Empleó la palabra “nunca” muy a la ligera. Cosa que yo no haría.
Por ese entonces todavía echaban la serie de Heidi en la tele. (Si eres muy joven, quizás ni te suene.) Era una chica huérfana que saltaba por los Alpes y fue a vivir a casa de su abuelo, un viejo gruñón y solitario.
Ese personaje era el que a mí más me conmovía, el abuelo. Solía pensar que yo nunca estaría así, sola (con cabras, con Niebla y con una Heidi que fuera a su bola).
No podía. No quería. Me imaginaba el futuro formando mi hogar, mi propia familia y con buenos amigos alrededor.
Parecía que me iba a librar de lo que tanto temía: la soledad. Tenía amigos, trabajo, perspectivas de construir una familia…
Hasta que un día la tortilla dio la vuelta: Perdí el trabajo; cada amigo tiró para un lado y, para mi desconcierto, día a día me parecía más al abuelo de Heidi. (Espera.

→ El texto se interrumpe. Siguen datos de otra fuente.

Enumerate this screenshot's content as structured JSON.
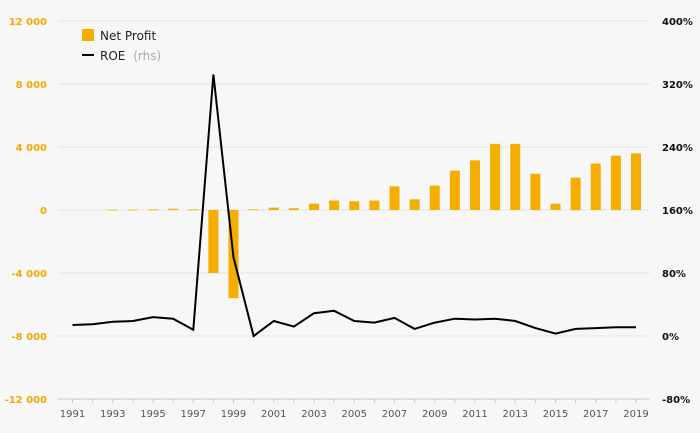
{
  "chart_data": {
    "type": "bar+line",
    "title": "",
    "colors": {
      "bar": "#f5ad00",
      "line": "#000000",
      "left_ticks": "#f5a800",
      "right_ticks": "#111111",
      "grid": "#e3e3e3"
    },
    "x": [
      1991,
      1992,
      1993,
      1994,
      1995,
      1996,
      1997,
      1998,
      1999,
      2000,
      2001,
      2002,
      2003,
      2004,
      2005,
      2006,
      2007,
      2008,
      2009,
      2010,
      2011,
      2012,
      2013,
      2014,
      2015,
      2016,
      2017,
      2018,
      2019
    ],
    "x_tick_labels": [
      "1991",
      "1993",
      "1995",
      "1997",
      "1999",
      "2001",
      "2003",
      "2005",
      "2007",
      "2009",
      "2011",
      "2013",
      "2015",
      "2017",
      "2019"
    ],
    "y_left": {
      "ylim": [
        -12000,
        12000
      ],
      "ticks": [
        12000,
        8000,
        4000,
        0,
        -4000,
        -8000,
        -12000
      ],
      "tick_labels": [
        "12 000",
        "8 000",
        "4 000",
        "0",
        "-4 000",
        "-8 000",
        "-12 000"
      ]
    },
    "y_right": {
      "ylim": [
        -80,
        400
      ],
      "ticks": [
        400,
        320,
        240,
        160,
        80,
        0,
        -80
      ],
      "tick_labels": [
        "400%",
        "320%",
        "240%",
        "160%",
        "80%",
        "0%",
        "-80%"
      ]
    },
    "legend": [
      {
        "name": "Net Profit",
        "note": ""
      },
      {
        "name": "ROE",
        "note": "(rhs)"
      }
    ],
    "series": [
      {
        "name": "Net Profit",
        "type": "bar",
        "axis": "left",
        "values": [
          0,
          0,
          20,
          30,
          40,
          80,
          40,
          -4000,
          -5600,
          40,
          150,
          110,
          400,
          600,
          550,
          600,
          1500,
          680,
          1550,
          2500,
          3150,
          4200,
          4200,
          2300,
          400,
          2050,
          2950,
          3450,
          3600
        ]
      },
      {
        "name": "ROE",
        "type": "line",
        "axis": "right",
        "values": [
          14,
          15,
          18,
          19,
          24,
          22,
          8,
          332,
          100,
          0,
          19,
          12,
          29,
          32,
          19,
          17,
          23,
          9,
          17,
          22,
          21,
          22,
          19,
          10,
          3,
          9,
          10,
          11,
          11
        ]
      }
    ]
  }
}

No saques los kleenex, que la historia no es triste.)
La cosa es que yo, que me dije que nunca iba a estar así de sola, pasé una temporadita larga en esa situación, con todo lo que conlleva (sentimientos de culpa, vergüenza y demás).
Afortunadamente, poco a poco fui remontando de ahí. Ésa fue sólo una de las veces en las que dije “nunca” y me equivoqué. También metí la pata con circunstancias más felices.
Por ejemplo, escribir en un blog o viajar a países de otros continentes. Si me lo hubiera planteado décadas atrás, habría pensado: “¿Yo? Nunca.”
Nunca. Vaya palabrita… La decimos con la ilusión de controlar el futuro. Le damos un sentido de permanencia a lo que continuamente se está renovando: la vida misma.
Llegan nuevas gentes, nuevos descubrimientos, nuevas oportunidades, nuevas decisiones que tomar, nuevas tecnologías que cambian todo el panorama. Y nos vemos pasando por el aro que, se supone, nunca íbamos a pasar.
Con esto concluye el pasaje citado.